What should be clear from my description is that ‘Cover Her Face’ is an entirely doctrinaire murder mystery. No Agatha Christie novel could have been truer to the form; in fact, but for a more permissive attitude toward sexual intercourse, ‘Cover Her Face’ might easily have been written by Christie herself.

And I hope it is obvious from my preamble that I do not mean ‘doctrinaire’ as an insult. On the contrary, the reason that I am arguing for the perfection of the murder mystery as a form is because of how satisfying a totally doctrinaire murder novel can be.

It’s a little counter-intuitive, that something so formulaic could be so enjoyable to read, but it is not uncommon when you think about it. Many forms are like this: romantic comedies, horror movies, police procedurals. The predictability of these forms is part of what makes them enjoyable. As a consumer, you inhabit a familiar world, where the signals are transparent to you. That comfort frees your attention to focus on the details. It makes the experience of these genres psychically cozy: familiar and yet new at the same time.

P.D. James

Murder mysteries have a very well-developed set of norms and signals. We know that the murderer is never (never!) a wandering vagrant – it will always be a known entity, a member of the household (or one of their guests). Despite the fact that the murder will occur in a genteel setting, among church-going villagers or landed gentry, motives will abound, and there will be a surprisingly large number of plausible murderers. There will be some situational complexities that make reconstructing the actual crime difficult: the crime will have intersected with other, more minor sins. Multiple suspects will lie (in fact, most of them will be lying about something or other). Our detective, patient and opaque, will carefully unwrap it all, and will reveal the full complexity of the situation in a denouement which will somehow involve the entire cast of characters, who will be assembled in the drawing room.

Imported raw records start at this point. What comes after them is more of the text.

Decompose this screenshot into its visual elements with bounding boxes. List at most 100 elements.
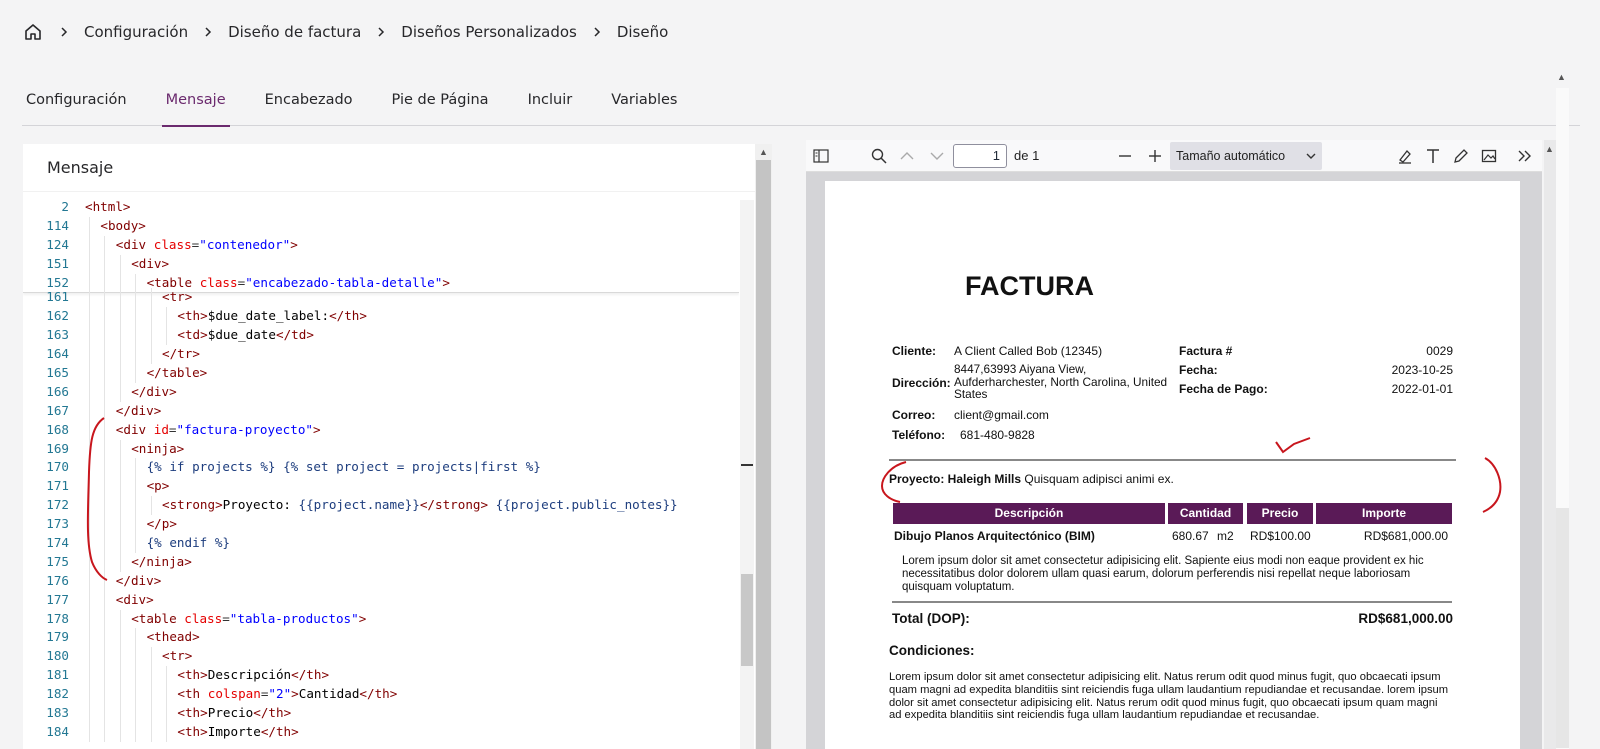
more-tools-icon[interactable] <box>1515 146 1535 166</box>
code-line[interactable]: 164 </tr> <box>23 345 739 365</box>
line-number: 165 <box>46 365 69 381</box>
page-scrollbar[interactable] <box>1556 88 1569 749</box>
code-line[interactable]: 124 <div class="contenedor"> <box>23 235 739 255</box>
indent-guide <box>166 666 167 686</box>
conditions-line: Lorem ipsum dolor sit amet consectetur a… <box>889 671 1441 683</box>
tab-incluir[interactable]: Incluir <box>524 80 577 126</box>
indent-guide <box>119 666 121 686</box>
indent-guide <box>135 288 137 308</box>
scroll-up-icon[interactable]: ▲ <box>1545 144 1554 154</box>
tab-mensaje[interactable]: Mensaje <box>161 80 230 127</box>
breadcrumb-item-diseno-factura[interactable]: Diseño de factura <box>228 23 361 41</box>
address-line: 8447,63993 Aiyana View, <box>954 362 1087 376</box>
code-line[interactable]: 182 <th colspan="2">Cantidad</th> <box>23 685 739 705</box>
code-line[interactable]: 163 <td>$due_date</td> <box>23 326 739 346</box>
tab-configuracion[interactable]: Configuración <box>22 80 131 126</box>
breadcrumb-item-configuracion[interactable]: Configuración <box>84 23 188 41</box>
code-line[interactable]: 174 {% endif %} <box>23 534 739 553</box>
draw-icon[interactable] <box>1451 146 1471 166</box>
text-icon[interactable] <box>1423 146 1443 166</box>
code-line[interactable]: 179 <thead> <box>23 628 739 648</box>
date-label: Fecha: <box>1179 363 1218 377</box>
total-value: RD$681,000.00 <box>1358 611 1453 626</box>
page-scrollbar-thumb[interactable] <box>1556 508 1569 748</box>
editor-scrollbar[interactable]: ▲ <box>755 144 772 749</box>
sidebar-toggle-icon[interactable] <box>811 146 831 166</box>
indent-guide <box>119 439 121 459</box>
code-line[interactable]: 151 <div> <box>23 254 739 274</box>
code-scrollbar-thumb[interactable] <box>741 574 753 666</box>
code-line[interactable]: 178 <table class="tabla-productos"> <box>23 609 739 629</box>
divider <box>889 459 1456 461</box>
item-notes-line: necessitatibus dolor dolorem ullam quasi… <box>902 567 1411 580</box>
code-line[interactable]: 176 </div> <box>23 571 739 591</box>
code-line[interactable]: 171 <p> <box>23 477 739 497</box>
code-line[interactable]: 168 <div id="factura-proyecto"> <box>23 420 739 440</box>
tab-pie-de-pagina[interactable]: Pie de Página <box>388 80 493 126</box>
indent-guide <box>150 685 152 705</box>
indent-guide <box>135 496 137 516</box>
client-value: A Client Called Bob (12345) <box>954 344 1103 358</box>
code-text: <th>Precio</th> <box>177 705 292 721</box>
line-number: 168 <box>46 421 69 437</box>
search-icon[interactable] <box>869 146 889 166</box>
code-line[interactable]: 184 <th>Importe</th> <box>23 722 739 742</box>
code-line[interactable]: 181 <th>Descripción</th> <box>23 666 739 686</box>
code-line[interactable]: 165 </table> <box>23 364 739 383</box>
code-editor[interactable]: 2 <html> 114 <body> 124 <div class="contenedo… <box>23 198 739 749</box>
chevron-up-icon[interactable] <box>897 146 917 166</box>
item-notes-line: quisquam voluptatum. <box>902 580 1015 593</box>
line-number: 164 <box>46 346 69 362</box>
code-line[interactable]: 180 <tr> <box>23 647 739 667</box>
indent-guide <box>104 704 106 723</box>
indent-guide <box>150 704 152 723</box>
chevron-down-icon[interactable] <box>927 146 947 166</box>
page-number-input[interactable]: 1 <box>953 144 1007 168</box>
code-line[interactable]: 162 <th>$due_date_label:</th> <box>23 307 739 327</box>
indent-guide <box>104 288 106 308</box>
code-line[interactable]: 114 <body> <box>23 216 739 236</box>
code-line[interactable]: 177 <div> <box>23 590 739 610</box>
code-text: <table class="encabezado-tabla-detalle"> <box>146 274 450 290</box>
scroll-up-icon[interactable]: ▲ <box>1557 72 1566 82</box>
code-line[interactable]: 183 <th>Precio</th> <box>23 704 739 723</box>
zoom-in-icon[interactable] <box>1145 146 1165 166</box>
line-number: 114 <box>46 217 69 233</box>
code-line[interactable]: 175 </ninja> <box>23 552 739 572</box>
highlight-icon[interactable] <box>1395 146 1415 166</box>
pdf-toolbar: 1 de 1 Tamaño automático <box>806 140 1542 172</box>
scroll-up-icon[interactable]: ▲ <box>755 144 772 160</box>
editor-title: Mensaje <box>23 144 772 192</box>
chevron-down-icon <box>1306 149 1316 163</box>
code-line[interactable]: 2 <html> <box>23 198 739 217</box>
total-label: Total (DOP): <box>892 611 970 626</box>
tab-encabezado[interactable]: Encabezado <box>261 80 357 126</box>
zoom-out-icon[interactable] <box>1115 146 1135 166</box>
code-line[interactable]: 167 </div> <box>23 401 739 421</box>
code-text: <tr> <box>162 648 193 664</box>
code-scrollbar-track[interactable] <box>740 200 754 749</box>
indent-guide <box>135 628 137 648</box>
indent-guide <box>119 704 121 723</box>
address-line: States <box>954 387 988 402</box>
item-amount: RD$681,000.00 <box>1363 529 1448 543</box>
code-line[interactable]: 170 {% if projects %} {% set project = pr… <box>23 458 739 478</box>
conditions-line: quam magni ad expedita blanditiis sint r… <box>889 683 1449 696</box>
zoom-select[interactable]: Tamaño automático <box>1170 142 1322 170</box>
code-line[interactable]: 161 <tr> <box>23 288 739 308</box>
chevron-right-icon <box>188 26 228 38</box>
code-line[interactable]: 166 </div> <box>23 382 739 402</box>
code-line[interactable]: 169 <ninja> <box>23 439 739 459</box>
home-icon[interactable] <box>22 21 44 43</box>
chevron-right-icon <box>577 26 617 38</box>
code-text: <div> <box>131 255 170 271</box>
pdf-scrollbar[interactable] <box>1544 140 1556 749</box>
scrollbar-thumb[interactable] <box>756 160 771 749</box>
breadcrumb-item-disenos-personalizados[interactable]: Diseños Personalizados <box>401 23 577 41</box>
code-text: <th colspan="2">Cantidad</th> <box>177 686 398 702</box>
code-line[interactable]: 173 </p> <box>23 515 739 535</box>
indent-guide <box>150 345 152 365</box>
image-icon[interactable] <box>1479 146 1499 166</box>
tab-variables[interactable]: Variables <box>607 80 681 126</box>
code-line[interactable]: 172 <strong>Proyecto: {{project.name}}</s… <box>23 496 739 516</box>
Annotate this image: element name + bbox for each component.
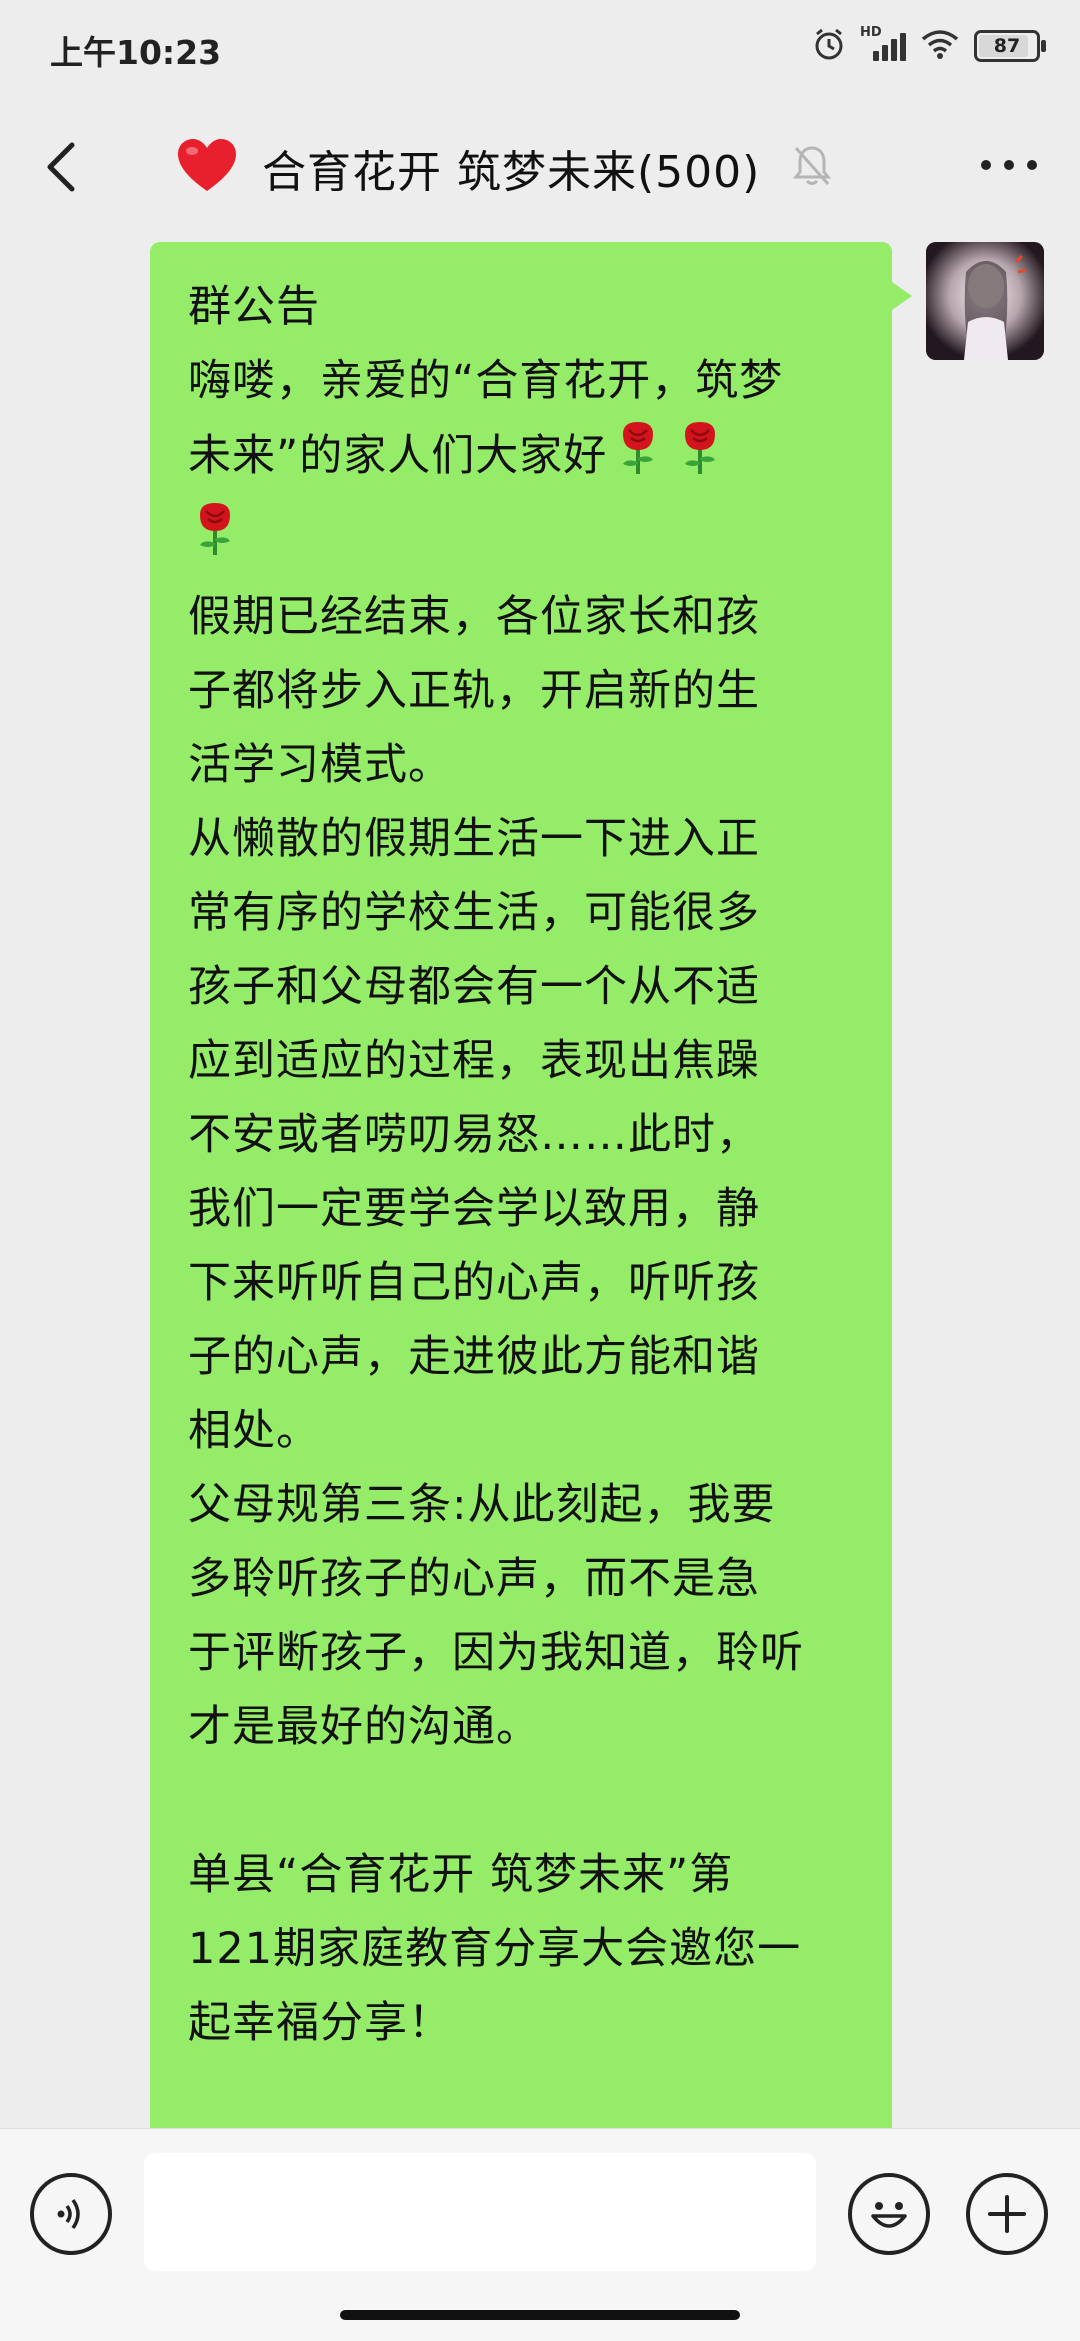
message-line: 子都将步入正轨，开启新的生	[188, 666, 760, 716]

As is probably clear, I’m fond of this genre, and, in my fondness, I object to the characterizing of these books as “guilty pleasures” or beach reading or whatever. Just because something is sold in airport bookstores doesn’t make it bad, and I see real literary achievement in the murder mystery. The fact that ‘Cover Her Face’ is so conventional and yet so good speaks to the strength of the genre.

And, yes, there is a murder aspect to its success: murder is fun to read about. But I believe that there is more to the popularity of the murder mystery than audience ghoulishness. I think that this is a perfectly balanced form: that it provides novelty and familiarity in perfect proportion. Any more predictable, and they would be boring; any less, and they wouldn’t be reliable. The murder mystery walks the fine line between these two outcomes, and it has been walking it successfully for generations.

This form, these norms, are extraordinarily robust. They have been replicated again and again by different people, in different times, in many different countries. They have spawned and informed other genres. In Darwinian terms, the British murder mystery must be considered one of the most successful forms in human literary history, and I suspect that I will be reading them with pleasure until I die.